編集部の結論: 「コードを社外に出せないが AI 補完は使いたい」中小企業にとって、Continue.dev は最初に検証すべき選択肢です。無料の Codeium 系ツールの検証 や、CLI 派向けの Claude Code の検証 と並べて、自社の環境・機密要件に合うものを選ぶのが現実的な進め方です。

導入を決めたら、まず 1 人が試験導入し、補完の体感と機密要件の両方を確認してから範囲を広げると失敗が少なくなります。

よくある質問

Q. 本当に無料で使えますか。 拡張本体は Apache 2.0 の OSS で無料です。
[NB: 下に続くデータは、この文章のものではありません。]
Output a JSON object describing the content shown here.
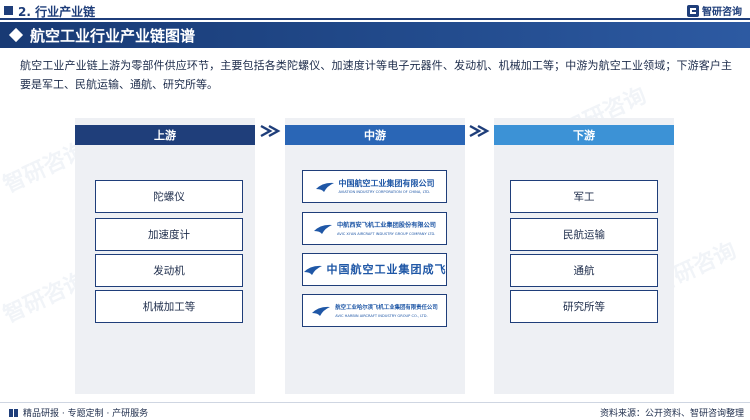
{
  "section": {
    "label": "2. 行业产业链"
  },
  "brand": {
    "name": "智研咨询",
    "color": "#1f3e7a"
  },
  "title": {
    "text": "航空工业行业产业链图谱"
  },
  "intro": "航空工业产业链上游为零部件供应环节，主要包括各类陀螺仪、加速度计等电子元器件、发动机、机械加工等；中游为航空工业领域；下游客户主要是军工、民航运输、通航、研究所等。",
  "upstream": {
    "title": "上游",
    "items": [
      "陀螺仪",
      "加速度计",
      "发动机",
      "机械加工等"
    ]
  },
  "midstream": {
    "title": "中游",
    "logos": [
      {
        "cn": "中国航空工业集团有限公司",
        "en": "AVIATION INDUSTRY CORPORATION OF CHINA, LTD."
      },
      {
        "cn": "中航西安飞机工业集团股份有限公司",
        "en": "AVIC XI'AN AIRCRAFT INDUSTRY GROUP COMPANY LTD."
      },
      {
        "cn": "中国航空工业集团成飞",
        "en": ""
      },
      {
        "cn": "航空工业哈尔滨飞机工业集团有限责任公司",
        "en": "AVIC HARBIN AIRCRAFT INDUSTRY GROUP CO., LTD."
      }
    ]
  },
  "downstream": {
    "title": "下游",
    "items": [
      "军工",
      "民航运输",
      "通航",
      "研究所等"
    ]
  },
  "watermark": "智研咨询",
  "footer": {
    "left": "精品研报 · 专题定制 · 产研服务",
    "right": "资料来源：公开资料、智研咨询整理"
  },
  "colors": {
    "navy": "#1f3e7a",
    "mid_blue": "#2a66b6",
    "light_blue": "#3c92d6",
    "panel_bg": "#eef0f4"
  }
}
費用が発生するのは接続する LLM 側で、ローカル Ollama 構成なら API 費もかかりません。

Q. コードは外部に送られますか。 接続先次第です。ローカル LLM を指定すればコードは端末内で完結します。クラウド LLM を選んだ場合は、その提供企業へコードが送られる点に留意します。

Q. プログラミング初心者でも設定できますか。 拡張のインストール自体は容易ですが、自社 LLM 接続の設定には開発の基礎知識が必要です。社内にエンジニアがいる前提での導入が現実的です。

出典・参考情報

Mira / AI経営ラボ 編集長

もっと深く学ぶための関連書籍

Continue.dev のような OSS の AI コード補完は、自前で LLM を接続する自由度が魅力ですが、その分「どのモデルをどう使い分けるか」の設計知識で開発効率が大きく変わります。AI コーディングの基礎と実践パターンを書籍で押さえておくと、導入後の試行錯誤を減らせます。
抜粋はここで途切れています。